The reactions on social media expressed not only conflicting positions regarding the nuclear agreement and the government’s policies, but also diverse assessments regarding the expected impact of Trump’s decision on Iran’s economic situation. Many users expressed grave concern over the worsening of the economic crisis following the renewal of the sanctions. “We are advancing at the speed of light toward economic collapse,” one user warned. Users cast doubt on the willingness of other Western countries, especially European states, to stand with Iran and to oppose renewed economic sanctions. Doubts were also raised regarding the government’s ability to provide effective solutions in light of the resumption of sanctions. One user questioned President Rouhani’s statement that he had a plan ready in case Trump withdrew from the nuclear agreement. “If this plan is similar to his plan for controlling of the price of the dollar, there is nothing to worry about,” one user responded sarcastically, referring to the continued collapse of Iran’s local currency, the rial. Conversely, other users minimized the importance of the US withdrawal from the agreement, contending that it did not obligate the remaining signatories, and because its benefit to the ordinary Iranian citizen was limited in any case. Amir Ebtehaj, a journalist, tweeted that the nuclear agreement had not changed anything for Iranian workers, and that there was no significant difference between their situation before and after the agreement.
The voices of users who supported the US administration’s decision were not absent from the social media discourse. They expressed the hope that increasing pressure on Iran would lead to political change and the collapse of the Islamic regime, especially considering the popular protests that have continued in recent months. Many users used the hashtags #ThankYouTrump and #WeAreCaptives, the latter echoing Trump’s statement announcing withdrawal from the agreement, in which he described the Iranian peoples as captives of a tyrannical regime ever since the Islamic revolution. Although it is impossible to assess the extent to which this position reflects the views of the Iranian public, it is clear that it was voiced mainly by Iranian exiles who, because they reside abroad, are scarcely affected by the impact of the economic sanctions.

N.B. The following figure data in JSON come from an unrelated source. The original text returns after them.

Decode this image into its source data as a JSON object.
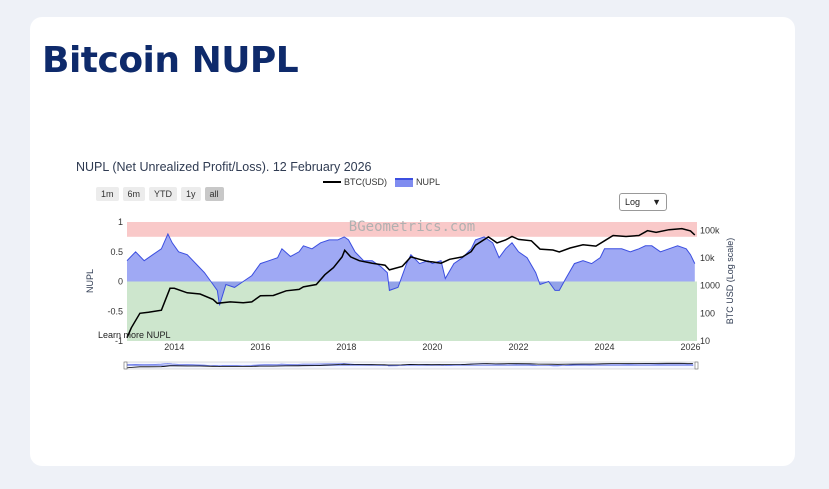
{
  "page": {
    "title": "Bitcoin NUPL"
  },
  "controls": {
    "range_buttons": [
      "1m",
      "6m",
      "YTD",
      "1y",
      "all"
    ],
    "active_range": "all",
    "scale_select": {
      "value": "Log",
      "arrow": "▼"
    },
    "learn_more": "Learn more NUPL",
    "watermark": "BGeometrics.com"
  },
  "colors": {
    "nupl_line": "#3c4fe0",
    "nupl_fill": "#7f8cf0",
    "btc_line": "#000000",
    "zone_greed": "#f9c9c9",
    "zone_optimism": "#ffffff",
    "zone_fear": "#cde6cd",
    "rangeslider_fill": "#e8ecff"
  },
  "chart_data": {
    "type": "area",
    "title": "NUPL (Net Unrealized Profit/Loss). 12 February 2026",
    "legend": [
      "BTC(USD)",
      "NUPL"
    ],
    "legend_position": "top-center",
    "x_ticks": [
      "2014",
      "2016",
      "2018",
      "2020",
      "2022",
      "2024",
      "2026"
    ],
    "y_left": {
      "label": "NUPL",
      "range": [
        -1,
        1
      ],
      "ticks": [
        "1",
        "0.5",
        "0",
        "-0.5",
        "-1"
      ]
    },
    "y_right": {
      "label": "BTC USD (Log scale)",
      "scale": "log",
      "range": [
        10,
        200000
      ],
      "ticks": [
        "100k",
        "10k",
        "1000",
        "100",
        "10"
      ]
    },
    "x_range": [
      2012.9,
      2026.15
    ],
    "zones": [
      {
        "from": 0.75,
        "to": 1.0
      },
      {
        "from": 0.5,
        "to": 0.75
      },
      {
        "from": -1.0,
        "to": 0.0
      }
    ],
    "series": [
      {
        "name": "NUPL",
        "axis": "left",
        "x": [
          2012.9,
          2013.1,
          2013.3,
          2013.5,
          2013.7,
          2013.85,
          2013.95,
          2014.1,
          2014.3,
          2014.5,
          2014.7,
          2014.85,
          2015.0,
          2015.05,
          2015.2,
          2015.4,
          2015.6,
          2015.8,
          2016.0,
          2016.2,
          2016.4,
          2016.5,
          2016.7,
          2016.9,
          2017.0,
          2017.2,
          2017.4,
          2017.6,
          2017.8,
          2017.95,
          2018.05,
          2018.2,
          2018.4,
          2018.6,
          2018.8,
          2018.95,
          2019.0,
          2019.2,
          2019.4,
          2019.5,
          2019.7,
          2019.9,
          2020.0,
          2020.2,
          2020.3,
          2020.5,
          2020.7,
          2020.9,
          2021.0,
          2021.2,
          2021.4,
          2021.55,
          2021.7,
          2021.85,
          2022.0,
          2022.2,
          2022.4,
          2022.5,
          2022.7,
          2022.85,
          2022.95,
          2023.1,
          2023.3,
          2023.5,
          2023.7,
          2023.9,
          2024.0,
          2024.2,
          2024.4,
          2024.6,
          2024.8,
          2024.95,
          2025.1,
          2025.3,
          2025.5,
          2025.7,
          2025.9,
          2026.0,
          2026.1
        ],
        "y": [
          0.35,
          0.5,
          0.35,
          0.45,
          0.55,
          0.8,
          0.65,
          0.5,
          0.45,
          0.3,
          0.15,
          0.0,
          -0.15,
          -0.4,
          -0.05,
          -0.1,
          0.0,
          0.1,
          0.3,
          0.35,
          0.4,
          0.55,
          0.42,
          0.5,
          0.6,
          0.55,
          0.65,
          0.7,
          0.7,
          0.75,
          0.7,
          0.5,
          0.35,
          0.35,
          0.25,
          0.15,
          -0.15,
          -0.1,
          0.3,
          0.45,
          0.3,
          0.35,
          0.3,
          0.35,
          0.05,
          0.3,
          0.4,
          0.55,
          0.7,
          0.75,
          0.65,
          0.4,
          0.55,
          0.65,
          0.5,
          0.4,
          0.15,
          -0.05,
          0.0,
          -0.15,
          -0.15,
          0.05,
          0.3,
          0.35,
          0.3,
          0.4,
          0.55,
          0.55,
          0.55,
          0.5,
          0.55,
          0.6,
          0.6,
          0.5,
          0.55,
          0.6,
          0.55,
          0.45,
          0.3
        ]
      },
      {
        "name": "BTC(USD)",
        "axis": "right",
        "x": [
          2012.9,
          2013.0,
          2013.2,
          2013.4,
          2013.7,
          2013.9,
          2014.0,
          2014.3,
          2014.6,
          2014.9,
          2015.0,
          2015.3,
          2015.6,
          2015.8,
          2016.0,
          2016.3,
          2016.6,
          2016.9,
          2017.0,
          2017.3,
          2017.5,
          2017.7,
          2017.9,
          2017.96,
          2018.1,
          2018.3,
          2018.6,
          2018.9,
          2019.0,
          2019.3,
          2019.5,
          2019.7,
          2019.9,
          2020.0,
          2020.2,
          2020.4,
          2020.7,
          2020.9,
          2021.0,
          2021.3,
          2021.5,
          2021.7,
          2021.85,
          2022.0,
          2022.3,
          2022.5,
          2022.8,
          2022.95,
          2023.2,
          2023.5,
          2023.8,
          2024.0,
          2024.2,
          2024.5,
          2024.8,
          2025.0,
          2025.2,
          2025.5,
          2025.8,
          2026.0,
          2026.1
        ],
        "y": [
          13,
          30,
          100,
          110,
          130,
          800,
          800,
          550,
          500,
          320,
          230,
          260,
          240,
          260,
          430,
          440,
          650,
          730,
          900,
          1100,
          2500,
          4500,
          11000,
          19000,
          11000,
          8000,
          6500,
          5500,
          3700,
          5000,
          11000,
          9000,
          7500,
          7200,
          6500,
          9000,
          11000,
          17000,
          29000,
          58000,
          35000,
          45000,
          60000,
          47000,
          42000,
          21000,
          19500,
          16500,
          23000,
          30000,
          27000,
          42000,
          65000,
          60000,
          65000,
          97000,
          85000,
          105000,
          115000,
          95000,
          68000
        ]
      }
    ]
  }
}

The discourse on Iranian social media surrounding the US withdrawal from the nuclear agreement exposes the complex positions of the Iranian public, and may help assess its response to the restitution of external pressure on the country. On the one hand, the users’ reactions reflect the intensity of their fear of the agreement’s collapse and the renewal of the sanctions that might exacerbate Iran’s economic crisis. This scenario is expected to thoroughly destroy citizens’ hopes for economic improvement, strengthen criticism of the regime’s policy, and cause an upsurge in popular protests. On the other hand, they express widespread public opposition to the policy of sanctions, which have long been perceived in Iran as an illegitimate means of pressure imposed by the West that harms not only the regime, but mainly ordinary citizens. This approach may serve the regime to mobilize public support against the West, which will be portrayed as bearing primary responsibility for exacerbating the economic distress of the ordinary Iranian citizen.